If you think the Atlanta Police Department didn’t learn a thing or two from their botched shitstorm of a raid at the Eagle in 2009, just take a look at their response to the Blake’s kerfuffle on Saturday.
There’s no way to fairly compare the two incidents. One was a premeditated, warrantless raid on a gay bar orchestrated by a handful of rogue, anti-gay cops with an ax to grind. The other was a disturbance sparked by two drunk queens upset for being called out for pushing their way to the front of the toilet line.
The lessons learned from the Eagle raid, though, impacted the response from Atlanta police to the early morning incident at Blake’s. Here’s how: Even the whiff of allegations that cops did something wrong in their response on Saturday brought a strong and swift response from department brass.
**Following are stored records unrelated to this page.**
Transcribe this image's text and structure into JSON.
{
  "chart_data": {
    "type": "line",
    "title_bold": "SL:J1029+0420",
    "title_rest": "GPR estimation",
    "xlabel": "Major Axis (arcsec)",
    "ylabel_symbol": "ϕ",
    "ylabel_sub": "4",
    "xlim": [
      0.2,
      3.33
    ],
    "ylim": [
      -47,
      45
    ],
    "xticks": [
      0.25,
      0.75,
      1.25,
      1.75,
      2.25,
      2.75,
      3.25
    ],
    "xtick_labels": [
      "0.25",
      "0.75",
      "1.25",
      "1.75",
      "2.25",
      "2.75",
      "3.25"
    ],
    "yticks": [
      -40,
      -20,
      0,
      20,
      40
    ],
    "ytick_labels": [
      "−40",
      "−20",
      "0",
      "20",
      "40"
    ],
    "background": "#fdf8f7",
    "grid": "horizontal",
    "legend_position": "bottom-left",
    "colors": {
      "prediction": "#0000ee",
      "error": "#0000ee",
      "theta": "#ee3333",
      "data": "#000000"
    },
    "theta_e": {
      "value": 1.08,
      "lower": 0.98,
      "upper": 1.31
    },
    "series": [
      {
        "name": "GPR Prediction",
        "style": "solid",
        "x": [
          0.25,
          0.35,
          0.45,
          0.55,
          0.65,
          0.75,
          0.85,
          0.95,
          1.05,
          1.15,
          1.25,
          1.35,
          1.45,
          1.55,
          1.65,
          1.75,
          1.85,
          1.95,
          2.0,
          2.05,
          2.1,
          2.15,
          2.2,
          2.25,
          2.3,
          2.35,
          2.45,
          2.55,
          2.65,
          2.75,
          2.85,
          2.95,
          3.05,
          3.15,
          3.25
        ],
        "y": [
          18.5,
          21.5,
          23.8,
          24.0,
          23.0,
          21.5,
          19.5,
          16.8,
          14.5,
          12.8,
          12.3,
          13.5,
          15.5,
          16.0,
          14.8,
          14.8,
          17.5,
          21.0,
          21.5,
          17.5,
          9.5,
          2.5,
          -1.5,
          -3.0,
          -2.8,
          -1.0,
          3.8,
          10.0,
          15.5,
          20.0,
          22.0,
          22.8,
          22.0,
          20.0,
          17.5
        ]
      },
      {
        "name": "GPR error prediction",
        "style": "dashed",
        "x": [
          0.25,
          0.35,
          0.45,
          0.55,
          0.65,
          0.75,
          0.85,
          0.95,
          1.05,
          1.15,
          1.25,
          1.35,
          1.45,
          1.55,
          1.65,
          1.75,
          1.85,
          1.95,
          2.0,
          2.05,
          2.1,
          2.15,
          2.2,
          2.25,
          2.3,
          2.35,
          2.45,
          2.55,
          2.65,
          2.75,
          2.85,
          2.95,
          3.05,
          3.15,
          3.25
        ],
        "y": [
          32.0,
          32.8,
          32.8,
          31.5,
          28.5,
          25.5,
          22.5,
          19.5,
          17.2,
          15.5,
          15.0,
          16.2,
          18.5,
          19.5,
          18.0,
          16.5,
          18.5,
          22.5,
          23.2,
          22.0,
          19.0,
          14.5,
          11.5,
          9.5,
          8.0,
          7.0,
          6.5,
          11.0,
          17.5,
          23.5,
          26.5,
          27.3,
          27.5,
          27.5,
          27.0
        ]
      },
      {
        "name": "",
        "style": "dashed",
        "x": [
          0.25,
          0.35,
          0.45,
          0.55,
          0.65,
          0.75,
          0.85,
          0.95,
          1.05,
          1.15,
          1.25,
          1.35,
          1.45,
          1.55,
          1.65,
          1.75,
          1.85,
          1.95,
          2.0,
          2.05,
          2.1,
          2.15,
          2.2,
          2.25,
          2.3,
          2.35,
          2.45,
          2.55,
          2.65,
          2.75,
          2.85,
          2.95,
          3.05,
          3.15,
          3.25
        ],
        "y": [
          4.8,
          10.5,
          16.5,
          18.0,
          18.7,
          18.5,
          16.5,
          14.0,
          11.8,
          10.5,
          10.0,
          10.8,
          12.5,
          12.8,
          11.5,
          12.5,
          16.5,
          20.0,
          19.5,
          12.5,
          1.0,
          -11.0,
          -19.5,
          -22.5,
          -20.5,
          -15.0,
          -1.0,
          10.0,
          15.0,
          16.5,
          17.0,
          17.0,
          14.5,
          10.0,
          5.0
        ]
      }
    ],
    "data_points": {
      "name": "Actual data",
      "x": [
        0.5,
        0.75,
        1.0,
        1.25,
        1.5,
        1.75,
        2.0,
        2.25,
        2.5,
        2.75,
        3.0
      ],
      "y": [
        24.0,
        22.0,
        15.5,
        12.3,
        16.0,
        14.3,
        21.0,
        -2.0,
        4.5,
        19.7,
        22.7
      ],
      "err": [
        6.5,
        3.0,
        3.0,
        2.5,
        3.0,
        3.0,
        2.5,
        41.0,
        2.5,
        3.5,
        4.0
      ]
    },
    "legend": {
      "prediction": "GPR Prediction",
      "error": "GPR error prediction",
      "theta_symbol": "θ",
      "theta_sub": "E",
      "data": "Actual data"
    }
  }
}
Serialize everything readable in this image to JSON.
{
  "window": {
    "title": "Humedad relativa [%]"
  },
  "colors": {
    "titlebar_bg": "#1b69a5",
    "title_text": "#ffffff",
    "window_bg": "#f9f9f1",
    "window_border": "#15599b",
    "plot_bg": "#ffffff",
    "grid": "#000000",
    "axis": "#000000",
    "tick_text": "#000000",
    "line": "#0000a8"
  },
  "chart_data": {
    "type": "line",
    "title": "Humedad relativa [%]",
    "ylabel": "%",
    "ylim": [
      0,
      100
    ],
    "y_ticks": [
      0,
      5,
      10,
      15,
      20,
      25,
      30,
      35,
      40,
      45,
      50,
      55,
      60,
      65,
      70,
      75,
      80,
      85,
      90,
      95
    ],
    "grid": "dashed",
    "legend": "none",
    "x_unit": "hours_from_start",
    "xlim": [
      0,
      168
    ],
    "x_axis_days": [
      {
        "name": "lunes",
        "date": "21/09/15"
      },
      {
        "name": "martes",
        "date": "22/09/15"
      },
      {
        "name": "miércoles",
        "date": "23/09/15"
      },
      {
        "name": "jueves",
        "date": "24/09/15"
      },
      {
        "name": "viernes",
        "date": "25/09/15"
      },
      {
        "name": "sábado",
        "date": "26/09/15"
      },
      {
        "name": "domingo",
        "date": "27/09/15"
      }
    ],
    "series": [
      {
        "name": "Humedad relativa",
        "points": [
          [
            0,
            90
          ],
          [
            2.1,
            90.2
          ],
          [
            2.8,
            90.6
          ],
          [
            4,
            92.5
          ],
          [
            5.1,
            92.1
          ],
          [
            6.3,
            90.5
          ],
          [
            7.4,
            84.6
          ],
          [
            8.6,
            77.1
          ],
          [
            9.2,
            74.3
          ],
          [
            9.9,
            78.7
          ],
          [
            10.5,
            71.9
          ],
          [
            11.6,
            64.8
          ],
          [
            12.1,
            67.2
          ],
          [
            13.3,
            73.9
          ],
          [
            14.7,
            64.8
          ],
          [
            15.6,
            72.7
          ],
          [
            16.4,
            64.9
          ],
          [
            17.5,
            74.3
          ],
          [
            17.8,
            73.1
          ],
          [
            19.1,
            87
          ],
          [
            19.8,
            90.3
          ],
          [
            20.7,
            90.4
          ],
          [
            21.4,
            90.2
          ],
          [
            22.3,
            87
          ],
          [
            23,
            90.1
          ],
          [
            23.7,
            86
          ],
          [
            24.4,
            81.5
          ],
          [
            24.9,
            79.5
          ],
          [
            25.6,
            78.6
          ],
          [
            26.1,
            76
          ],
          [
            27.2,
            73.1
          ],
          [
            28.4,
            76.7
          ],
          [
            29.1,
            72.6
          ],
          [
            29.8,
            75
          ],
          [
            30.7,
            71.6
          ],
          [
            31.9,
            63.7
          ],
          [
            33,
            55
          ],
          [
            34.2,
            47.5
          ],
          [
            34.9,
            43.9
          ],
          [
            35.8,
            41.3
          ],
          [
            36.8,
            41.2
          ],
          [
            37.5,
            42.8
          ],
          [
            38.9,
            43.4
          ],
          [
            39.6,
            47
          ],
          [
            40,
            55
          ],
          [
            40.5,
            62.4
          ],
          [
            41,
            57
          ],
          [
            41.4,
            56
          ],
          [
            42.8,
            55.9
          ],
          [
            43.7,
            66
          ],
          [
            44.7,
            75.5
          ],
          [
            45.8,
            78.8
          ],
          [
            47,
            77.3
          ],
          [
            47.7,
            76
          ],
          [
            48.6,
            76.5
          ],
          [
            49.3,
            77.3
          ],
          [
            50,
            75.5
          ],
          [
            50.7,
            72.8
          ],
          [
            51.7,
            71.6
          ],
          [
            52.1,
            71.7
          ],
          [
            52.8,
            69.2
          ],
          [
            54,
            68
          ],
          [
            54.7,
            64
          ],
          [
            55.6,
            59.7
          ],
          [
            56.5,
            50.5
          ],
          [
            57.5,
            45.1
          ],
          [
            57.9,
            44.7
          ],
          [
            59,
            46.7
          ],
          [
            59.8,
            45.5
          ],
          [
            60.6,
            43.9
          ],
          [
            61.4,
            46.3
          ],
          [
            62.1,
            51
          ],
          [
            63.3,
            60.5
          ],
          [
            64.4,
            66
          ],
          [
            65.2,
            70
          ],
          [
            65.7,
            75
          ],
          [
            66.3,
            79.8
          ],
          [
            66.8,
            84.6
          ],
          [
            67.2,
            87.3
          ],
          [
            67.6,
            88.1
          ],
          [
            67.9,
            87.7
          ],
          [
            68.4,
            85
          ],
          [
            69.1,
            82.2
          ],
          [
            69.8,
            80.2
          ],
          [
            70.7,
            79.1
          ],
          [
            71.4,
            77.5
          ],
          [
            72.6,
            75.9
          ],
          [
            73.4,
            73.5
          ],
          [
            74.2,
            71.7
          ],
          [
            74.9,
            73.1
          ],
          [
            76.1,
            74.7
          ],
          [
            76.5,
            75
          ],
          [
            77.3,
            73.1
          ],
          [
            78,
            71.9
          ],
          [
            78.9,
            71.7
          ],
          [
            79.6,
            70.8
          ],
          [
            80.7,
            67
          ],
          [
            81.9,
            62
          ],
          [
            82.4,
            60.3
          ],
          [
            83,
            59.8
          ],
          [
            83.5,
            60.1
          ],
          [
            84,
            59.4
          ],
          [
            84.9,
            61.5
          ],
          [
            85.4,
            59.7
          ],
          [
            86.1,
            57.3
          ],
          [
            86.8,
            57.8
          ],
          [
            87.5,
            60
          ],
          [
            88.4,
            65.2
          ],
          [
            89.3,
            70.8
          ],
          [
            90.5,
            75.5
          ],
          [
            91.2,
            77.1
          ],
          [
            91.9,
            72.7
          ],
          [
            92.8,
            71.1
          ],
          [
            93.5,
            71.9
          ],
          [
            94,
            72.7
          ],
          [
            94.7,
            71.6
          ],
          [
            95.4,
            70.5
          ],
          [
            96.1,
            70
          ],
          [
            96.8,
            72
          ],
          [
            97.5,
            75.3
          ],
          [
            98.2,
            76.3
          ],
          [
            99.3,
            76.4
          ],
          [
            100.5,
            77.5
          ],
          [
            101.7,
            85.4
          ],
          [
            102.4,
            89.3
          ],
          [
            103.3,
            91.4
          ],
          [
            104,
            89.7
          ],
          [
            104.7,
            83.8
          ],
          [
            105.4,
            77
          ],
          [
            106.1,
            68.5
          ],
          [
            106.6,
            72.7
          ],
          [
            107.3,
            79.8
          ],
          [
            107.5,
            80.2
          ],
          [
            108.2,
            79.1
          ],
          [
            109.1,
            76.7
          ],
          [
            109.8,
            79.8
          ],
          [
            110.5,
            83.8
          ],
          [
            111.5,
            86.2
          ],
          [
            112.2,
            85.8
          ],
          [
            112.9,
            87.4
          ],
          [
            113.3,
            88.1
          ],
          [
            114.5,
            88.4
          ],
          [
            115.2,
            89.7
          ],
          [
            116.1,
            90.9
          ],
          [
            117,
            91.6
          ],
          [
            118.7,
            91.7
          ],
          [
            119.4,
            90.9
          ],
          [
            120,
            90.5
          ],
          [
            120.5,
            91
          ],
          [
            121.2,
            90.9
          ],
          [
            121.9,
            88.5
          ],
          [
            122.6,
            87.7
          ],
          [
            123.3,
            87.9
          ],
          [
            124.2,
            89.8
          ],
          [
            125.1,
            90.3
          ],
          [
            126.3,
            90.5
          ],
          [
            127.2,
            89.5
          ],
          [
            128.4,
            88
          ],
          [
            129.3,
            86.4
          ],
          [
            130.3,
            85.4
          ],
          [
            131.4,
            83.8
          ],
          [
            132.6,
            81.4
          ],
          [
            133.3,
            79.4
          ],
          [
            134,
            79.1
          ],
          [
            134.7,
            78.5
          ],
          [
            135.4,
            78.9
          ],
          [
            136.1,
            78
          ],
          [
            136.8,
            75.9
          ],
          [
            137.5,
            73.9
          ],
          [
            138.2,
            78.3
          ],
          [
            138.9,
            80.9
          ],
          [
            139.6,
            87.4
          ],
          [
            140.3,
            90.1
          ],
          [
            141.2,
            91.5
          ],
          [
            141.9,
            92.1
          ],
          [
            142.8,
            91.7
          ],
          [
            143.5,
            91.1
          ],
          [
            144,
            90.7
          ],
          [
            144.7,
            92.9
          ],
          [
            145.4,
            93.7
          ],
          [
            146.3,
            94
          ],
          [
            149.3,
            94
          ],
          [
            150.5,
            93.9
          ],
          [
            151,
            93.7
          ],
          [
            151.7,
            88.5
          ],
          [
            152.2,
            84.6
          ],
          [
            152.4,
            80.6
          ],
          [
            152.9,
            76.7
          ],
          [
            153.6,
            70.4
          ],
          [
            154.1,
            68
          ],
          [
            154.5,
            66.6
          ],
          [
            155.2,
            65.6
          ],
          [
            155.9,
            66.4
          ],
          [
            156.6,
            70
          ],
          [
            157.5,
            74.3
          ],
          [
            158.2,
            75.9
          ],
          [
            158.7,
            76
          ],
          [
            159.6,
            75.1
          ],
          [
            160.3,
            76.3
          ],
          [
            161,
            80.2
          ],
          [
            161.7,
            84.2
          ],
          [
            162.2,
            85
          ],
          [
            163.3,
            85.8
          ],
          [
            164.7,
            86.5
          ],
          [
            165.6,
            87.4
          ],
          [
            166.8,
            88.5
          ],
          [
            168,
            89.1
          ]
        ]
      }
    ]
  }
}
But unlike the Eagle raid – when the department hunkered down, portrayed Eagle patrons as sex-whoring drug users and defended the raid – top brass from the department asked for people who saw any wrongdoing on the part of officers at Blake’s to come forward so they can investigate and move for disciplinary action. They pushed for witnesses in their initial statement about the incident on Saturday; top commanders continued it on Monday during a meeting of the LGBT advisory board for Atlanta police.
“APD takes these types of allegations very seriously,” said Major Chris Leighty (top photo), who oversees Zone 5, the police district that includes both gay bars. “This is all still part of the healing process and we understand that. We had a very tragic incident that occurred at the Atlanta Eagle club that we realized compromised our trust with the community and we realize that. Everyone within city government wants to make sure our relationships are normalized.”
Deputy Chief Renee Propes (second photo), the highest-ranking openly lesbian commander within the department, said on Monday that the agency has launched an internal affairs probe into the incident that will include interviewing all officers who responded to the bar. An off duty security officer called for help when he was allegedly assaulted by two bar patrons who were asked to leave and later arrested.
Leighty said the incident report, which has not yet been released by the department, includes statements from seven witnesses. None of those statements include allegations of misconduct that a witness told Project Q on Saturday included some officers calling patrons “princess” and “sweetie,” and ordering him to delete video he recorded of the incident.
“We want to get all of the facts and all of the information so we can make a really good assessment of what occurred,” Propes said.
Leighty said police responded in large numbers to assist the off duty officer at Blake’s, but that’s not unusual when an officer requests assistance.
“Anytime an officer puts in a call for assistance and they are in fight, the initial responding officers may be brusk. Our number one concern is the officer and making sure everything is safe. But it doesn’t give us the right to say inappropriate stuff. It only takes one officer saying something to indict us,” Leighty said.
Unlike the Eagle raid, when bar employees and owners rightly condemned the police action, employees of Blake’s are stepping forward to say Atlanta police reacted responsibly. Lynn Barfield detailed the incident and police response in a Facebook post, while Doug Edmisten, the bar’s operations manager, and bartender Leslie Wilson spoke out Monday during the advisory board meeting.
“I did not hear an officer ask anyone to stop videoing an incident,” Edmisten said. “The backup APD did not enter the Blake’s building. APD did not call anyone names. The backup APD arrived quickly and were totally professional.”
The differences in response to the Eagle and Blake’s incidents are seen even among the area’s City Council member. In 2009, then-City Council member Anne Fauver couldn’t be bothered with the Eagle raid. Alex Wan, who replaced Fauver as the District 6 representative, has been tracking the Blake’s incident since Saturday, talking with police and city officials and speaking out at the advisory board meeting on Monday.
“Everything that happened when I engaged in the situation is exactly what I would have expected to happen – the LGBT liaisons were contacted and within two hours, I got a call from the Office of Professional Standards and they were ready to gather any information about the case,” Wan said. “There was no denial at any level. All that was done was the presentation of the facts as the officers knew it. There was a genuine desire to gather the facts. I want to caution our community not to jump to quick conclusions and stir up everybody.”